Dingman: That is so interesting to hear, John, because I think in particular of a scene where you and some other characters have a vigil for another character who has passed away, and your performance in that scene is very sincere. You start crying, and it's not an exaggerated cry. It feels very tender, very reverent.
[clip from "Maddie's Secret"]
Maddie: I never wanted to be a mother. I'm too scared to do to a child what my mom did to me!
Early: Well, that is the moment. And this didn't happen consciously. The structure I was following, the narrative - which, you know, is hastily constructed through just theft, you know, just like so many TV movies, and, you know, melodramas. And of course stealing from my own life and my friends' lives. In other words, it was a very unconscious process of cobbling it all together. But once I got to that scene, that is where for me as the writer, the last of the comic residue dried up.
Dingman: It also seemed like something you were interested in creatively in this story was the idea of appetites. There's obviously the literal fact that Maddie wants to be a food influencer. She has trouble managing appetite issues, as we've discussed with regard to her eating disorder. But Jake, Maddie's husband in the movie, also has this totally ravenous appetite for food, and for sex, with Maddie specifically.
[clip from "Maddie's Secret"]
Jake: Hello, my beautiful wife. How was work?
Maddie: Emily tore into me again. Have you eaten anything yet?
Jake: I had some candy and some chips.
Maddie: That's not food, Jake.
Jake: Then how did I eat it?
Maddie: You'll eat anything!
Jake: I'll eat whatever's in front of me...
Dingman: And then there's also this other idea, it seemed to me, of a cultural appetite for content.

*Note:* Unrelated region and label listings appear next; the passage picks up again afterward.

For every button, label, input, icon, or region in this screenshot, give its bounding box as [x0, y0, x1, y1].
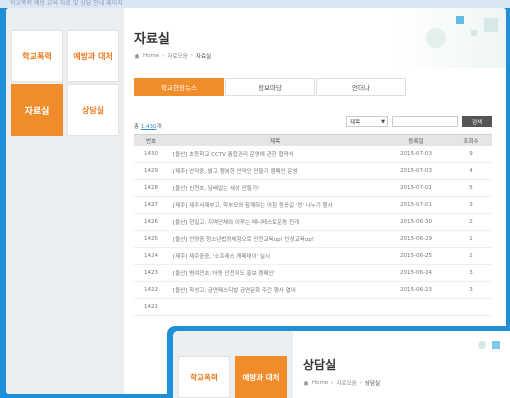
- top-strip: 학교폭력 예방 교육 자료 및 상담 안내 페이지: [0, 0, 510, 8]
- breadcrumb-separator: ›: [331, 380, 334, 386]
- table-header: 번호 제목 등록일 조회수: [134, 134, 492, 146]
- counseling-window-inner: 학교폭력 예방과 대처 상담실 Home › 자료모음 › 상담실: [173, 331, 510, 398]
- row-date: 2015-06-30: [400, 219, 432, 225]
- row-number: 1425: [144, 236, 158, 242]
- tab-school-news[interactable]: 학교현장뉴스: [134, 78, 224, 96]
- counseling-breadcrumb-current: 상담실: [364, 381, 381, 387]
- row-title[interactable]: [울산] 신천초, 담배없는 세상 만들기!: [168, 184, 382, 192]
- row-date: 2015-06-29: [400, 236, 432, 242]
- counseling-breadcrumb-section[interactable]: 자료모음: [336, 379, 356, 387]
- header-views: 조회수: [463, 138, 479, 145]
- total-count: 총 1,430개: [134, 122, 162, 130]
- breadcrumb-separator: ›: [162, 53, 165, 59]
- breadcrumb-separator: ›: [190, 53, 193, 59]
- row-date: 2015-07-03: [400, 151, 432, 157]
- row-number: 1426: [144, 219, 158, 225]
- table-row[interactable]: 1429 [제주] 안덕중, 밝고 행복한 안덕인 만들기 캠페인 운영 2015-…: [134, 163, 492, 180]
- search-input[interactable]: [392, 116, 458, 127]
- header-decoration: [396, 8, 506, 68]
- row-number: 1428: [144, 185, 158, 191]
- sidebar-tile-archive[interactable]: 자료실: [11, 84, 63, 136]
- row-views: 2: [469, 253, 473, 259]
- row-title[interactable]: [울산] 초등학교 CCTV 통합관리 운영에 관한 협약식: [168, 150, 382, 158]
- breadcrumb-section[interactable]: 자료모음: [167, 52, 187, 60]
- row-number: 1427: [144, 202, 158, 208]
- row-views: 1: [469, 236, 473, 242]
- board-table: 번호 제목 등록일 조회수 1430 [울산] 초등학교 CCTV 통합관리 운영…: [134, 134, 492, 316]
- search-field-value: 제목: [350, 119, 361, 126]
- row-title[interactable]: [제주] 안덕중, 밝고 행복한 안덕인 만들기 캠페인 운영: [168, 167, 382, 175]
- total-number: 1,430: [140, 124, 157, 130]
- search-bar: 제목 ▼ 검색: [346, 116, 492, 127]
- row-number: 1423: [144, 270, 158, 276]
- tab-undernar[interactable]: 언더나: [316, 78, 406, 96]
- chevron-down-icon: ▼: [381, 118, 385, 125]
- tab-info-plaza[interactable]: 정보마당: [225, 78, 315, 96]
- header-title: 제목: [269, 138, 281, 145]
- row-title[interactable]: [제주] 제주중중, '소프레스 캐페테이' 실시: [168, 252, 382, 260]
- row-number: 1422: [144, 287, 158, 293]
- row-number: 1429: [144, 168, 158, 174]
- table-row[interactable]: 1430 [울산] 초등학교 CCTV 통합관리 운영에 관한 협약식 2015-0…: [134, 146, 492, 163]
- total-prefix: 총: [134, 124, 140, 130]
- row-number: 1430: [144, 151, 158, 157]
- row-views: 4: [469, 168, 473, 174]
- table-row[interactable]: 1426 [울산] 현일고, 지역단체와 이루는 매니페스토운동 전개 2015-0…: [134, 214, 492, 231]
- home-icon: [303, 380, 309, 386]
- table-row[interactable]: 1424 [제주] 제주중중, '소프레스 캐페테이' 실시 2015-06-25 2: [134, 248, 492, 265]
- row-title[interactable]: [제주] 제주서재부고, 학부모와 함께하는 아침 등굣길 '정' 나누기 행사: [168, 201, 382, 209]
- table-row[interactable]: 1428 [울산] 신천초, 담배없는 세상 만들기! 2015-07-01 5: [134, 180, 492, 197]
- table-row[interactable]: 1421: [134, 299, 492, 316]
- table-row[interactable]: 1425 [울산] 언양중 청소년법정체험으로 안전교육up! 인성교육up! 20…: [134, 231, 492, 248]
- breadcrumb-current: 자료실: [195, 54, 212, 60]
- row-title[interactable]: [울산] 현일고, 지역단체와 이루는 매니페스토운동 전개: [168, 218, 382, 226]
- row-views: 9: [469, 151, 473, 157]
- header-date: 등록일: [408, 138, 424, 145]
- top-strip-text: 학교폭력 예방 교육 자료 및 상담 안내 페이지: [10, 0, 123, 7]
- counseling-tile-prevention[interactable]: 예방과 대처: [235, 356, 287, 398]
- row-date: 2015-07-03: [400, 168, 432, 174]
- row-number: 1421: [144, 304, 158, 310]
- counseling-breadcrumb: Home › 자료모음 › 상담실: [303, 379, 380, 387]
- counseling-sidebar: 학교폭력 예방과 대처: [173, 331, 293, 398]
- breadcrumb-separator: ›: [359, 380, 362, 386]
- tab-bar: 학교현장뉴스 정보마당 언더나: [134, 78, 407, 96]
- table-row[interactable]: 1422 [울산] 학성고, 금연페스티벌 금연문화 주간 행사 열어 2015-0…: [134, 282, 492, 299]
- row-date: 2015-06-23: [400, 287, 432, 293]
- row-date: 2015-06-24: [400, 270, 432, 276]
- sidebar: 학교폭력 예방과 대처 자료실 상담실: [6, 8, 124, 394]
- table-row[interactable]: 1423 [울산] 병여전초,'아동 안전지도 홍보 캠페인' 2015-06-24…: [134, 265, 492, 282]
- row-views: 2: [469, 219, 473, 225]
- counseling-title: 상담실: [303, 358, 337, 372]
- row-date: 2015-07-01: [400, 185, 432, 191]
- sidebar-tile-counseling[interactable]: 상담실: [67, 84, 119, 136]
- row-date: 2015-07-01: [400, 202, 432, 208]
- sidebar-tile-school-violence[interactable]: 학교폭력: [11, 30, 63, 82]
- page-title: 자료실: [134, 32, 170, 47]
- row-views: 3: [469, 270, 473, 276]
- search-button[interactable]: 검색: [462, 116, 492, 127]
- counseling-tile-school-violence[interactable]: 학교폭력: [178, 356, 230, 398]
- row-views: 3: [469, 202, 473, 208]
- decoration-graphic: [478, 341, 500, 349]
- counseling-window: 학교폭력 예방과 대처 상담실 Home › 자료모음 › 상담실: [167, 326, 510, 398]
- row-number: 1424: [144, 253, 158, 259]
- row-title[interactable]: [울산] 병여전초,'아동 안전지도 홍보 캠페인': [168, 269, 382, 277]
- decoration-graphic: [426, 16, 498, 48]
- search-field-select[interactable]: 제목 ▼: [346, 116, 388, 127]
- sidebar-tile-prevention[interactable]: 예방과 대처: [67, 30, 119, 82]
- header-number: 번호: [145, 138, 157, 145]
- home-icon: [134, 53, 140, 59]
- row-views: 5: [469, 185, 473, 191]
- row-title[interactable]: [울산] 학성고, 금연페스티벌 금연문화 주간 행사 열어: [168, 286, 382, 294]
- counseling-breadcrumb-home[interactable]: Home: [312, 380, 328, 386]
- breadcrumb-home[interactable]: Home: [143, 53, 159, 59]
- breadcrumb: Home › 자료모음 › 자료실: [134, 52, 211, 60]
- row-date: 2015-06-25: [400, 253, 432, 259]
- table-row[interactable]: 1427 [제주] 제주서재부고, 학부모와 함께하는 아침 등굣길 '정' 나누…: [134, 197, 492, 214]
- row-views: 3: [469, 287, 473, 293]
- row-title[interactable]: [울산] 언양중 청소년법정체험으로 안전교육up! 인성교육up!: [168, 235, 382, 243]
- total-suffix: 개: [156, 124, 162, 130]
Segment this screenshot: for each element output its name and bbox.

Early: I do think there's a strange decadence that I see on my phone a lot. Often, you know, I turn on my phone, on my Instagram algorithm, and it's like a busty LA girl biting into a sandwich, and there's like the juices from the meat are like pouring down her face, and she's wiping...you know, it's it's just very carnal and sexual! And you know, and there's so much obsession with like these kind of prestige food TV shows on Netflix. There's something very decadent about all of it. And it's also, you know, timed with an empire that's crumbling. And, you know, that's like a classic thing: the decadence of kings as, like, an empire is crumbling. You know, like, right before the fall. That's the monstrous, ravenous world - the dark forest that Maddie has to walk through.
Dingman: Well, John Early, writer and director of "Maddie's Secret," thank you for this conversation.
Early: Thank you so much. This was a real thrill.